Published on October 26, 2011

This morning we hosted an event at Soho House New York to share some new research we have done in conjunction with M Booth on what we call “The Science of Sharing”. We had a panel consisting of Frank Torres from YouTube, Michael Lazerow of Buddy Media, Lauren Drell from Mashable and Brandon Evans from Crowdtap.
See the infographic we created of the study on Mashable.
We conducted a survey of over 3000 consumers in the US and UK and asked them to share their online experience of researching products that they were intending to purchase. The research covered 12 categories of brands that could be grouped into High Involvement (typically higher priced goods including consumer electronics/travel/financial products) and Low Involvement (typically lower priced goods including health and beauty/baby products/music products.)
To put the research into context, it is now over 4 years since Forrester published its Social Technographics research which showed that 13% of population could be defined as Creators (upload their own content, for example a YouTube video), 19% were Critics (consumers who had written reviews of a product or service) and only 19% had used a social networking site.
The picture is very different today. The number of people who could be classified as Creators and Critics has gone up three-to-four fold, while the number of people on Facebook (THE social networking site), we can estimate at over 64%, using Facebook and US Census data combined.
Like it or not – the social consumer has arrived.


Every day, consumers are creating and sharing millions and millions of pieces of content related to brands. One of the most fascinating pieces of the research was the fact that consumers are clearly divided into two different camps.

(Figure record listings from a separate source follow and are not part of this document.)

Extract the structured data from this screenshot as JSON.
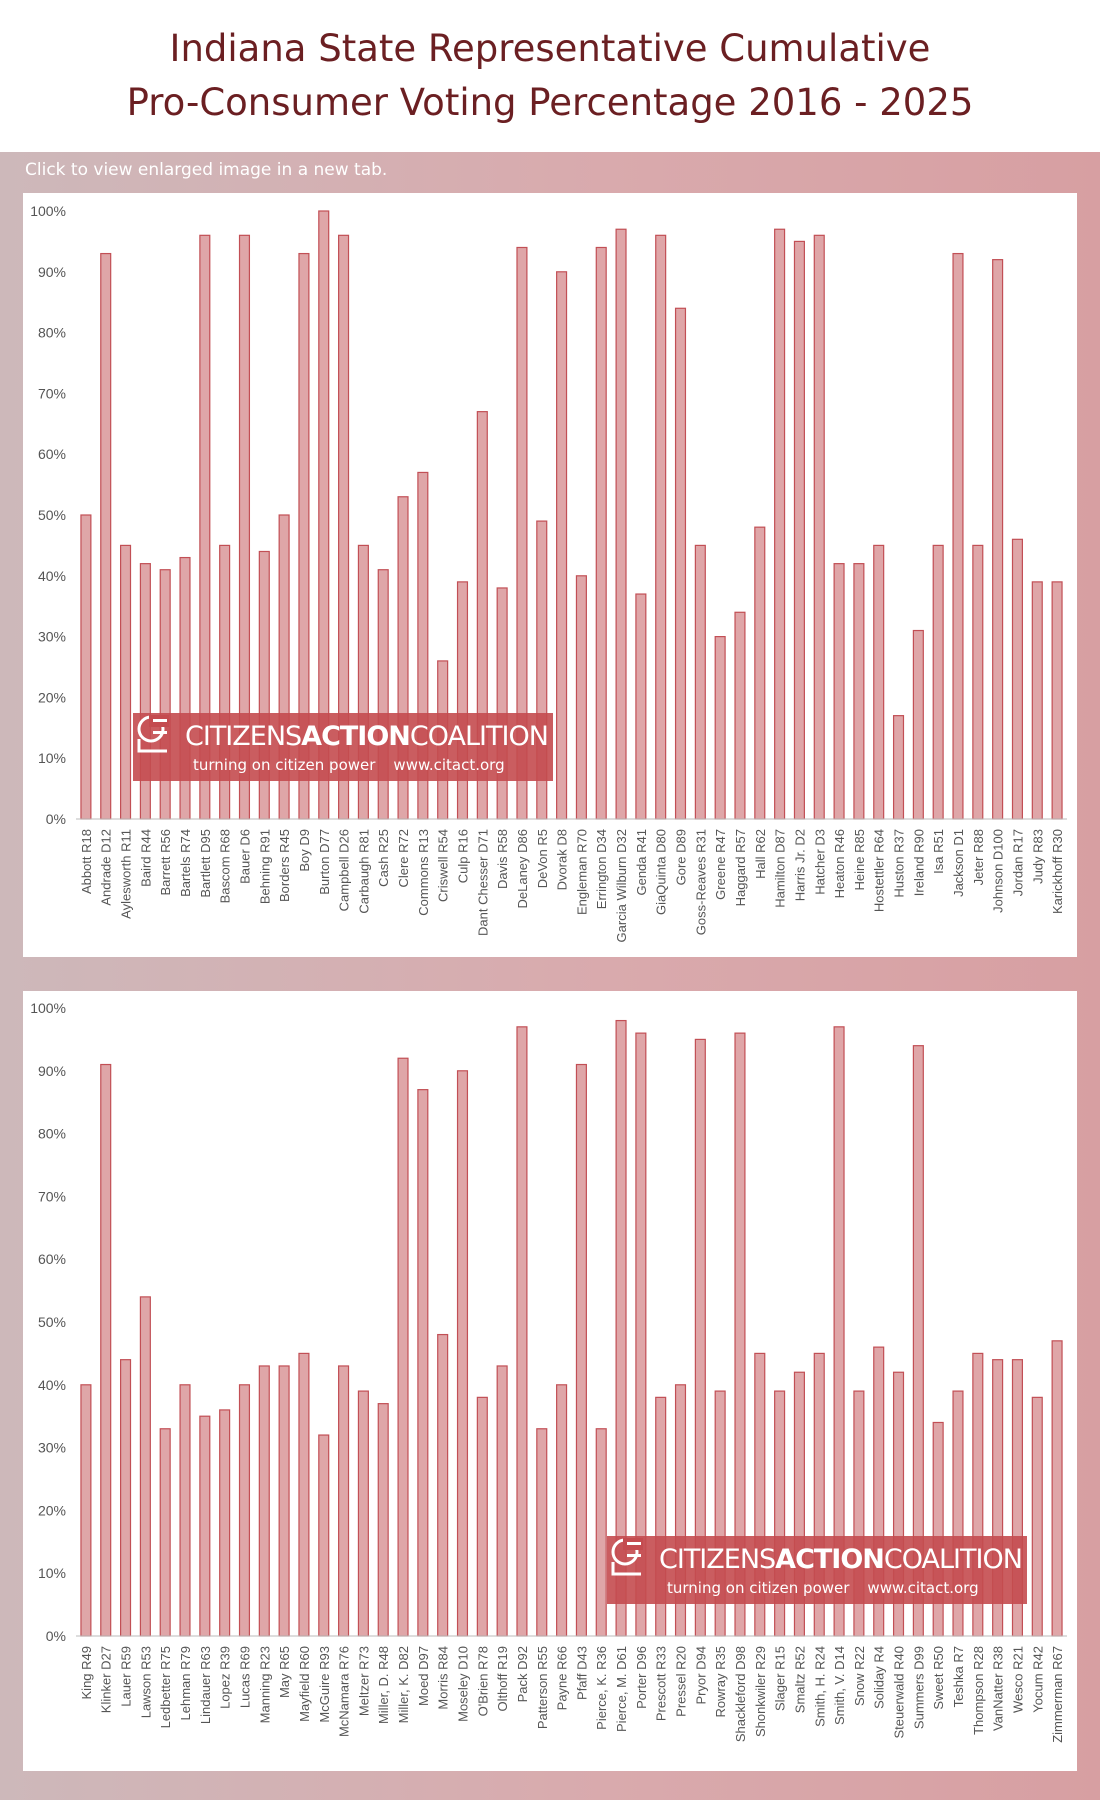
{
  "title": "Indiana State Representative Cumulative Pro-Consumer Voting Percentage 2016 - 2025",
  "title_line1": "Indiana State Representative Cumulative",
  "title_line2": "Pro-Consumer Voting Percentage 2016 - 2025",
  "enlarge_note": "Click to view enlarged image in a new tab.",
  "watermark": {
    "part1": "CITIZENS",
    "part2": "ACTION",
    "part3": "COALITION",
    "tagline": "turning on citizen power",
    "url": "www.citact.org"
  },
  "colors": {
    "title": "#6b1f22",
    "bar_fill": "#dfa6a8",
    "bar_stroke": "#c24f55",
    "background_band": "#d5a8ab",
    "watermark": "#c44b4f"
  },
  "chart_data": [
    {
      "type": "bar",
      "ylim": [
        0,
        100
      ],
      "yticks": [
        "0%",
        "10%",
        "20%",
        "30%",
        "40%",
        "50%",
        "60%",
        "70%",
        "80%",
        "90%",
        "100%"
      ],
      "grid": false,
      "categories": [
        "Abbott R18",
        "Andrade D12",
        "Aylesworth R11",
        "Baird R44",
        "Barrett R56",
        "Bartels R74",
        "Bartlett D95",
        "Bascom R68",
        "Bauer D6",
        "Behning R91",
        "Borders R45",
        "Boy D9",
        "Burton D77",
        "Campbell D26",
        "Carbaugh R81",
        "Cash R25",
        "Clere R72",
        "Commons R13",
        "Criswell R54",
        "Culp R16",
        "Dant Chesser D71",
        "Davis R58",
        "DeLaney D86",
        "DeVon R5",
        "Dvorak D8",
        "Engleman R70",
        "Errington D34",
        "Garcia Wilburn D32",
        "Genda R41",
        "GiaQuinta D80",
        "Gore D89",
        "Goss-Reaves R31",
        "Greene R47",
        "Haggard R57",
        "Hall R62",
        "Hamilton D87",
        "Harris Jr. D2",
        "Hatcher D3",
        "Heaton R46",
        "Heine R85",
        "Hostettler R64",
        "Huston R37",
        "Ireland R90",
        "Isa R51",
        "Jackson D1",
        "Jeter R88",
        "Johnson D100",
        "Jordan R17",
        "Judy R83",
        "Karickhoff R30"
      ],
      "values": [
        50,
        93,
        45,
        42,
        41,
        43,
        96,
        45,
        96,
        44,
        50,
        93,
        100,
        96,
        45,
        41,
        53,
        57,
        26,
        39,
        67,
        38,
        94,
        49,
        90,
        40,
        94,
        97,
        37,
        96,
        84,
        45,
        30,
        34,
        48,
        97,
        95,
        96,
        42,
        42,
        45,
        17,
        31,
        45,
        93,
        45,
        92,
        46,
        39,
        39
      ]
    },
    {
      "type": "bar",
      "ylim": [
        0,
        100
      ],
      "yticks": [
        "0%",
        "10%",
        "20%",
        "30%",
        "40%",
        "50%",
        "60%",
        "70%",
        "80%",
        "90%",
        "100%"
      ],
      "grid": false,
      "categories": [
        "King R49",
        "Klinker D27",
        "Lauer R59",
        "Lawson R53",
        "Ledbetter R75",
        "Lehman R79",
        "Lindauer R63",
        "Lopez R39",
        "Lucas R69",
        "Manning R23",
        "May R65",
        "Mayfield R60",
        "McGuire R93",
        "McNamara R76",
        "Meltzer R73",
        "Miller, D. R48",
        "Miller, K. D82",
        "Moed D97",
        "Morris R84",
        "Moseley D10",
        "O'Brien R78",
        "Olthoff R19",
        "Pack D92",
        "Patterson R55",
        "Payne R66",
        "Pfaff D43",
        "Pierce, K. R36",
        "Pierce, M. D61",
        "Porter D96",
        "Prescott R33",
        "Pressel R20",
        "Pryor D94",
        "Rowray R35",
        "Shackleford D98",
        "Shonkwiler R29",
        "Slager R15",
        "Smaltz R52",
        "Smith, H. R24",
        "Smith, V. D14",
        "Snow R22",
        "Soliday R4",
        "Steuerwald R40",
        "Summers D99",
        "Sweet R50",
        "Teshka R7",
        "Thompson R28",
        "VanNatter R38",
        "Wesco R21",
        "Yocum R42",
        "Zimmerman R67"
      ],
      "values": [
        40,
        91,
        44,
        54,
        33,
        40,
        35,
        36,
        40,
        43,
        43,
        45,
        32,
        43,
        39,
        37,
        92,
        87,
        48,
        90,
        38,
        43,
        97,
        33,
        40,
        91,
        33,
        98,
        96,
        38,
        40,
        95,
        39,
        96,
        45,
        39,
        42,
        45,
        97,
        39,
        46,
        42,
        94,
        34,
        39,
        45,
        44,
        44,
        38,
        47
      ]
    }
  ]
}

1. High Sharers: people who actively create and share brand content across a range of different channels
2. Low sharers, people who are more passive consumers of content.
High Sharers, who account for approximately 20% of the population, are more likely to be younger, more likely to be loyal to a brand and three times more likely to recommend products to their friends.

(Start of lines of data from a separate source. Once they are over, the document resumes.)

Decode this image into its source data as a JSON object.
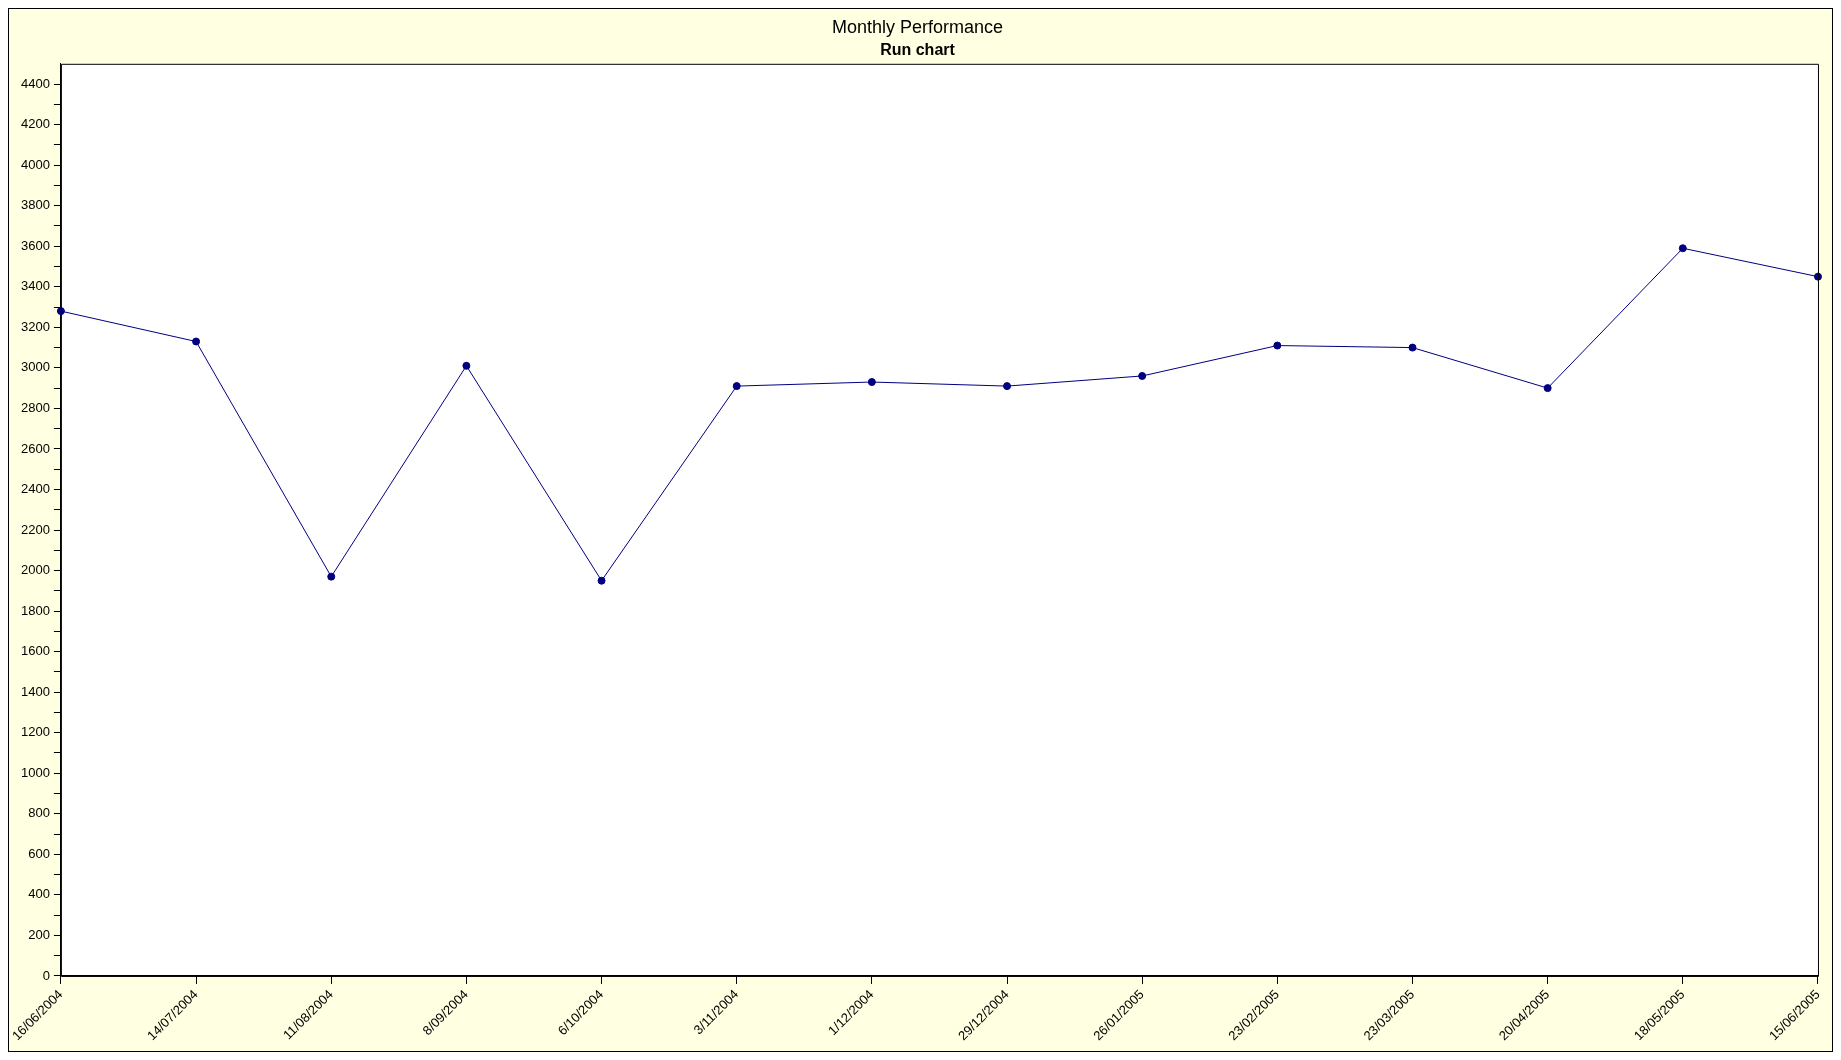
{
  "chart_data": {
    "type": "line",
    "title": "Monthly Performance",
    "subtitle": "Run chart",
    "categories": [
      "16/06/2004",
      "14/07/2004",
      "11/08/2004",
      "8/09/2004",
      "6/10/2004",
      "3/11/2004",
      "1/12/2004",
      "29/12/2004",
      "26/01/2005",
      "23/02/2005",
      "23/03/2005",
      "20/04/2005",
      "18/05/2005",
      "15/06/2005"
    ],
    "series": [
      {
        "color": "#000080",
        "values": [
          3280,
          3130,
          1970,
          3010,
          1950,
          2910,
          2930,
          2910,
          2960,
          3110,
          3100,
          2900,
          3590,
          3450
        ]
      }
    ],
    "ylim": [
      0,
      4500
    ],
    "yticks": [
      0,
      {
        "value": 100,
        "label": null
      },
      200,
      {
        "value": 300,
        "label": null
      },
      400,
      {
        "value": 500,
        "label": null
      },
      600,
      {
        "value": 700,
        "label": null
      },
      800,
      {
        "value": 900,
        "label": null
      },
      1000,
      {
        "value": 1100,
        "label": null
      },
      1200,
      {
        "value": 1300,
        "label": null
      },
      1400,
      {
        "value": 1500,
        "label": null
      },
      1600,
      {
        "value": 1700,
        "label": null
      },
      1800,
      {
        "value": 1900,
        "label": null
      },
      2000,
      {
        "value": 2100,
        "label": null
      },
      2200,
      {
        "value": 2300,
        "label": null
      },
      2400,
      {
        "value": 2500,
        "label": null
      },
      2600,
      {
        "value": 2700,
        "label": null
      },
      2800,
      {
        "value": 2900,
        "label": null
      },
      3000,
      {
        "value": 3100,
        "label": null
      },
      3200,
      {
        "value": 3300,
        "label": null
      },
      3400,
      {
        "value": 3500,
        "label": null
      },
      3600,
      {
        "value": 3700,
        "label": null
      },
      3800,
      {
        "value": 3900,
        "label": null
      },
      4000,
      {
        "value": 4100,
        "label": null
      },
      4200,
      {
        "value": 4300,
        "label": null
      },
      4400
    ],
    "grid": false,
    "legend": false,
    "marker": "circle",
    "line_style": "solid"
  }
}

Low sharers on the other hand tend to be older, more concerned with brand quality than image alone, and are more likely to switch brands.

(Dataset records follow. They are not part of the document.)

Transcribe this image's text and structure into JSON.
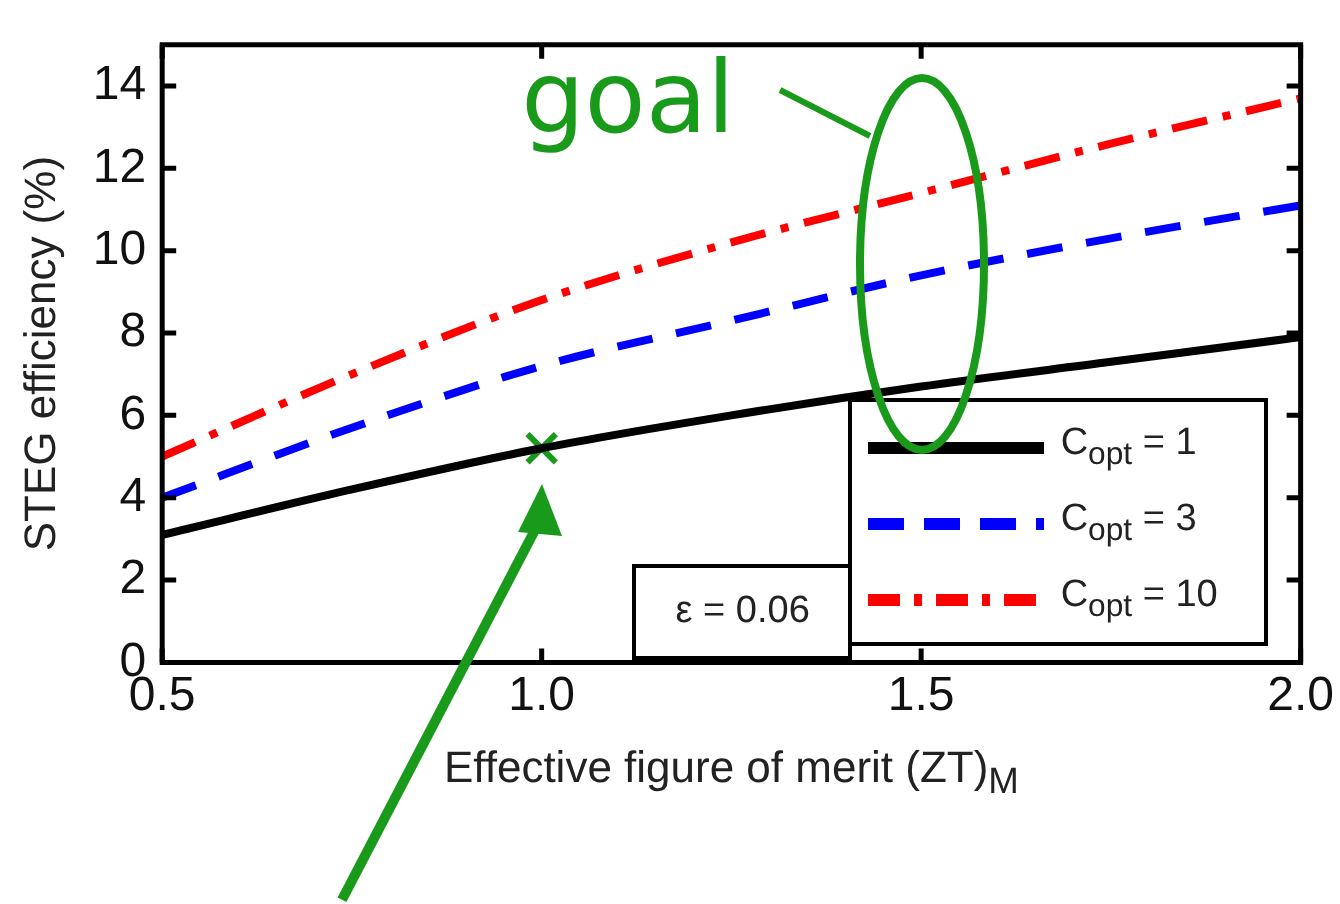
{
  "chart_data": {
    "type": "line",
    "xlabel": "Effective figure of merit (ZT)$_{M}$",
    "ylabel": "STEG efficiency (%)",
    "x": [
      0.5,
      0.75,
      1,
      1.25,
      1.5,
      1.75,
      2
    ],
    "series": [
      {
        "name": "C$_{opt}$ = 1",
        "color": "#000000",
        "line_style": "solid",
        "values": [
          3.1,
          4.2,
          5.2,
          6.0,
          6.7,
          7.3,
          7.9
        ]
      },
      {
        "name": "C$_{opt}$ = 3",
        "color": "#0000ff",
        "line_style": "dashed",
        "values": [
          4.0,
          5.7,
          7.2,
          8.3,
          9.4,
          10.3,
          11.1
        ]
      },
      {
        "name": "C$_{opt}$ = 10",
        "color": "#ff0000",
        "line_style": "dashdot",
        "values": [
          5.0,
          7.0,
          8.8,
          10.2,
          11.4,
          12.6,
          13.7
        ]
      },
      {
        "type": "scatter",
        "color": "#1a9a1a",
        "marker": "cross",
        "x": [
          1
        ],
        "values": [
          5.2
        ]
      }
    ],
    "xlim": [
      0.5,
      2
    ],
    "xticks": [
      {
        "value": 0.5,
        "label": "0.5"
      },
      {
        "value": 1,
        "label": "1.0"
      },
      {
        "value": 1.5,
        "label": "1.5"
      },
      {
        "value": 2,
        "label": "2.0"
      }
    ],
    "ylim": [
      0,
      15
    ],
    "yticks": [
      0,
      2,
      4,
      6,
      8,
      10,
      12,
      14
    ],
    "grid": false,
    "legend": "bottom right",
    "marker": "none",
    "annotations": [
      {
        "text": "goal",
        "x": 1.5,
        "y": 9.7
      },
      "ε = 0.06"
    ]
  }
}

Another facet we looked into as part of this research was the relative influence of owned and earned media channels as well as the influence of search. It turns out that there are some very important differences when we look at the influence of individual channels for High vs. Low Involvement brands.
For High Involvement brands, their own brand web site, as well as review sites and search have a much higher relative influence. However, for Low Involvement brands, Facebook and Twitter are relatively much more influential.
Even at a category level, there are some very important differences. For example, if we look at the consumer electronics category, review sites are the single most influential channels alongside the brand web site, which also has a very high relative influence. However, for these types of products, Facebook has a relatively low influence.


This research is, we believe, the first study to show that people who share content about a brand are more likely (by a factor of three) to recommend that brand to a friend. These fascinating findings are what brands need to incorporate into the way they approach their digital social strategy. Using this research, brands may identify some very specific ways in which they can turbo charge their digital social strategies depending on the product category.
To cut to the chase, if there are three things to take away form the study, we can summarize them as follows:
1. Brands need to use the data they have to understand the relative influence that each of their digital channels have on different stages of the purchase and advocacy lifecycle. Then they should optimize each channel’s respective content.
2. Brands need to identify and nurture High Sharers as these sharers hold the keys to driving brand advocacy. (The result? Sales.)
3. Brands need to make sure that both their communications and marketing teams optimize everything they create in order to drive value in organic search.